Halloween Chocolate Cookies (Print Version)

# Ingredients:

01 - 1 cup unsalted butter, sweet cream style.
02 - 2/3 cup tightly packed brown sugar.
03 - 3/4 cup granulated sugar.
04 - 2 large eggs, room temperature.
05 - 1 teaspoon vanilla extract.
06 - 2 1/4 cups all-purpose flour.
07 - 1 teaspoon baking soda.
08 - 2/3 cup cocoa powder, unsweetened.
09 - 1/4 teaspoon table salt.
10 - A standard 16 oz tub of white frosting.
11 - 5 drops of neon green gel coloring for food.
12 - Orange, green, and purple M&M candies.

# Instructions:

01 - Set your oven to 350°F (175°C). Get a baking sheet ready with a non-stick mat or parchment paper.
02 - Sort out the orange, green, and purple M&M's into a separate bowl to use later.
03 - Sift the cocoa powder, flour, baking soda, and salt together in a bowl, then set it aside for now.
04 - In another bowl, whip up the butter with both types of sugar using an electric mixer until it looks fluffy and smooth.
05 - Mix the eggs and vanilla into the butter-sugar mixture, blending until it's nicely combined.
06 - Pour in the dry mix little by little into the wet mixture while stirring until it's fully blended.
07 - Fold in about half of the M&M's until they're evenly mixed into the dough.
08 - Shape portions of dough into 2-inch balls and gently press leftover M&M's on top of each ball.
09 - Pop the cookies into the oven and bake for 9 to 11 minutes until you see the edges are set.

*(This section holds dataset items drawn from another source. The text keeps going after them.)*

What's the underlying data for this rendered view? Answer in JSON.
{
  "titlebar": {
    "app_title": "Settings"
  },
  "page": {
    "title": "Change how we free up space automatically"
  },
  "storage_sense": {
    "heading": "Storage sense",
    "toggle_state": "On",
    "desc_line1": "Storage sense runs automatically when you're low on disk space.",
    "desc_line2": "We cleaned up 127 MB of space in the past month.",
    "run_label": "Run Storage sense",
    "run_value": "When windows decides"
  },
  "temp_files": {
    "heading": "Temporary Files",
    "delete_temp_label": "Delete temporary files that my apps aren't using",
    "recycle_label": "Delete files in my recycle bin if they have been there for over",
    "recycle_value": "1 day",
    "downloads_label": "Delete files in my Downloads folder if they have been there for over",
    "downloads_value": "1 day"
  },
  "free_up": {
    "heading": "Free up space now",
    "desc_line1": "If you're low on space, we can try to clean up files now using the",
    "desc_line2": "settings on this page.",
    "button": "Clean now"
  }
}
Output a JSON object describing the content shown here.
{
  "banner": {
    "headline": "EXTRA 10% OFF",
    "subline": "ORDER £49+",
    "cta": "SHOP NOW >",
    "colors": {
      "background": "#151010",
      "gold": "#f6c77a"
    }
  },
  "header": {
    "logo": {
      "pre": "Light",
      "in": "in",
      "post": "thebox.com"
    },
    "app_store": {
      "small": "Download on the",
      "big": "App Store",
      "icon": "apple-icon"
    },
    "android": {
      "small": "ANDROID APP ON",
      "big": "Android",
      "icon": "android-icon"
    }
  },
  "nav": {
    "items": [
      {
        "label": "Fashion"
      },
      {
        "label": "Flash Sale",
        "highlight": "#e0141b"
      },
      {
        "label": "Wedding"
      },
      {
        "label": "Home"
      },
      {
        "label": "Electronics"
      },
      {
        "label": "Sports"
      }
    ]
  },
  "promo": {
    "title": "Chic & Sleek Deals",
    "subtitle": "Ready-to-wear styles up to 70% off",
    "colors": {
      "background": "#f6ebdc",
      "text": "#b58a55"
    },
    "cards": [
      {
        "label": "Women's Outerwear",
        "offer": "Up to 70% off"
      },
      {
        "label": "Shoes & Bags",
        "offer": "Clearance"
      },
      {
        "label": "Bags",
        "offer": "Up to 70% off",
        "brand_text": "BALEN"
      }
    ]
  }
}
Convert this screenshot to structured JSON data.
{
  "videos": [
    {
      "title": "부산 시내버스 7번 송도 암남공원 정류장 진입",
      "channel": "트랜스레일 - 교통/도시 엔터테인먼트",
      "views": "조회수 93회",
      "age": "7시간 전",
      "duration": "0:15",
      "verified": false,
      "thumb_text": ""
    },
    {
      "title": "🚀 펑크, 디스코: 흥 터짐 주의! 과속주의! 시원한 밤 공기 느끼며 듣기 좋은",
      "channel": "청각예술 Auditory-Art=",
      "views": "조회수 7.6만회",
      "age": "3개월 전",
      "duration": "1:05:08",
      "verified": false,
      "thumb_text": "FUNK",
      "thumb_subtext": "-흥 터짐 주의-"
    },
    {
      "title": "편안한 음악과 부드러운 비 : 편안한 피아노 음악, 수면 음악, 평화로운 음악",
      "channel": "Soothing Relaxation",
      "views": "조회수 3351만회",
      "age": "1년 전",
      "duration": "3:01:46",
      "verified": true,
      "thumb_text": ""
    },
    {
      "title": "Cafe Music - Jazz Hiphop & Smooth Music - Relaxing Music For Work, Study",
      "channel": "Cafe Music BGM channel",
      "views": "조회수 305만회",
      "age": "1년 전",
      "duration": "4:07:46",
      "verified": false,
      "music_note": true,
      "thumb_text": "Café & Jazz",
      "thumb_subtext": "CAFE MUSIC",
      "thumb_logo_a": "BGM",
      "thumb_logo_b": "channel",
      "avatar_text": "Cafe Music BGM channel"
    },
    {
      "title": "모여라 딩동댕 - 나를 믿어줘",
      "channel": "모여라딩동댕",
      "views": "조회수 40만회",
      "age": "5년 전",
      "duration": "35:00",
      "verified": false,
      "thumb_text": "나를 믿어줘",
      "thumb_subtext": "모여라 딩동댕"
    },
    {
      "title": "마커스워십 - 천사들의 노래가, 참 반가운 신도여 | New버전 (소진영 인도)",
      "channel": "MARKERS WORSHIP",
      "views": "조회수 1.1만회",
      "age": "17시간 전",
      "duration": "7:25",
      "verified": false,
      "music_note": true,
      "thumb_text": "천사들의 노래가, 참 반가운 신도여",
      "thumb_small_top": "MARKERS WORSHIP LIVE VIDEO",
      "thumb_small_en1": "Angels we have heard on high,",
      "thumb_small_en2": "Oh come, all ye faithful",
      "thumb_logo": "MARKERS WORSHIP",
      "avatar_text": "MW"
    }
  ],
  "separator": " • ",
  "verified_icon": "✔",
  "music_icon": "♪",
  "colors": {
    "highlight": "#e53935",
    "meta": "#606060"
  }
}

Let them cool on the sheet first, then transfer them to a wire rack to finish cooling.
10 - Soften up the white frosting in the microwave for about 15 seconds. Stir in the neon green coloring until it looks bright and consistent.
11 - Fill each cookie by using a flavor injector to poke the side and squeeze in frosting until it cracks open slightly on top.

# Notes:

01 - These chocolate-packed Halloween treats are bursting with bright green frosting and topped with colorful M&M's, making them a party favorite.
02 - Serve them with hot cocoa or add them to your spooky dessert spread for extra Halloween vibes.